Believers in Friedman’s view consider investing marginal costs with regard to decisions regarding labour, waste management, installing environmental systems and so on.
Hence, it is likely that in order to minimise the expenses of the firm, they may take decisions that can normally create negative externalities on the larger society like creating environmental hazards, exploitation of labour and so on.
To amend these externalities we need government policies or other market-correcting interventions to restore the socially optimal equilibrium.
The central tenet of social contract theory is that society consists of a series of explicit and implicit contracts between individuals, organisations, and institutions. These contracts evolved so that exchanges could be made between parties in an environment of trust and harmony.
According to social contract theory, corporations, as organisations, enter into these contracts with other members of society, and receive resources, goods, and societal approval to operate in exchange for good behaviour.
Davis (1960) was one of the first to explore the role of power that business has in society and the social impact of this power. In doing so, he introduces business power as a new element in the debate of CSR. He held that business is a social institution and it must use power responsibly.
Additionally, Davis noted that the causes that generate the social power of the firm are not solely internal of the firm but also external. Their locus is unstable and constantly shifting, from the economic to the social forum and from there to the political forum and vice versa.
Davis formulated two principles that express how social power has to be managed: “the social power equation” and “the iron law of responsibility”. The social power equation principle states that “social responsibilities of businessmen arise from the amount of social power that they have” (Davis, 1967, p. 48). The iron law of responsibility refers to the negative consequences of the absence of use of power.

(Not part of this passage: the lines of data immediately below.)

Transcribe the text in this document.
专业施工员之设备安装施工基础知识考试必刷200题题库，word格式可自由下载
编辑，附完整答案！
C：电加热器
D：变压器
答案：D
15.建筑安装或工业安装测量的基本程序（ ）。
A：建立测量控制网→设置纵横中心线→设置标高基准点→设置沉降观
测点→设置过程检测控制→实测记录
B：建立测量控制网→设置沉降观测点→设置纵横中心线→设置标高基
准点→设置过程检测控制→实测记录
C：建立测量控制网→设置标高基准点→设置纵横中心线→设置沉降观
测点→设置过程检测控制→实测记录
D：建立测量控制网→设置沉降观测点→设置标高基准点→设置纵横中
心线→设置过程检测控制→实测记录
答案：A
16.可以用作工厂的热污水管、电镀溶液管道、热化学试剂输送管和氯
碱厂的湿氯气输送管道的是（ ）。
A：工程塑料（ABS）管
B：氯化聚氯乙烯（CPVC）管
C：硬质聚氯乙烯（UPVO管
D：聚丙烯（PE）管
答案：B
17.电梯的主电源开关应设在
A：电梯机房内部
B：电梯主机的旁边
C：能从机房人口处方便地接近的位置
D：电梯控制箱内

In his own words: “whoever does not use his social power responsibly will lose it. In the long run those who do not use power in a manner which society considers responsible will tend to lose it because other groups eventually will step in to assume those responsibilities” (1960, p. 63).
So if a firm does not use its social power, it will lose its position in society because other groups will occupy it, especially when society demands responsibility from business.
Donaldson (1982) further extended on the work of Davis and assumed that some sort of implicit social contract between business and society exists and business will have to honour the contract as business is not just an economic institution, but also a social one. Hence the concept of ‘Corporate Citizenship’ was propagated.
Social justice theory focuses on fairness and distributive justice – how, and according to what principles, society’s goods (here meaning wealth, power, and other intangibles) are distributed amongst the members of society.
Proponents of social justice theory argue that a fair society is one in which the needs of all members of society are considered, not just those with power and wealth. As a result, corporate managers need to consider how these goods can be most appropriately distributed in society.
Rights theory is concerned with the meaning of rights, including basic human rights and property rights. One argument in rights theory is that property rights should not override human rights.
This means that while shareholders of a corporation have certain property rights, this does not give them license to override the basic human rights of employees, local community members, and other stakeholders.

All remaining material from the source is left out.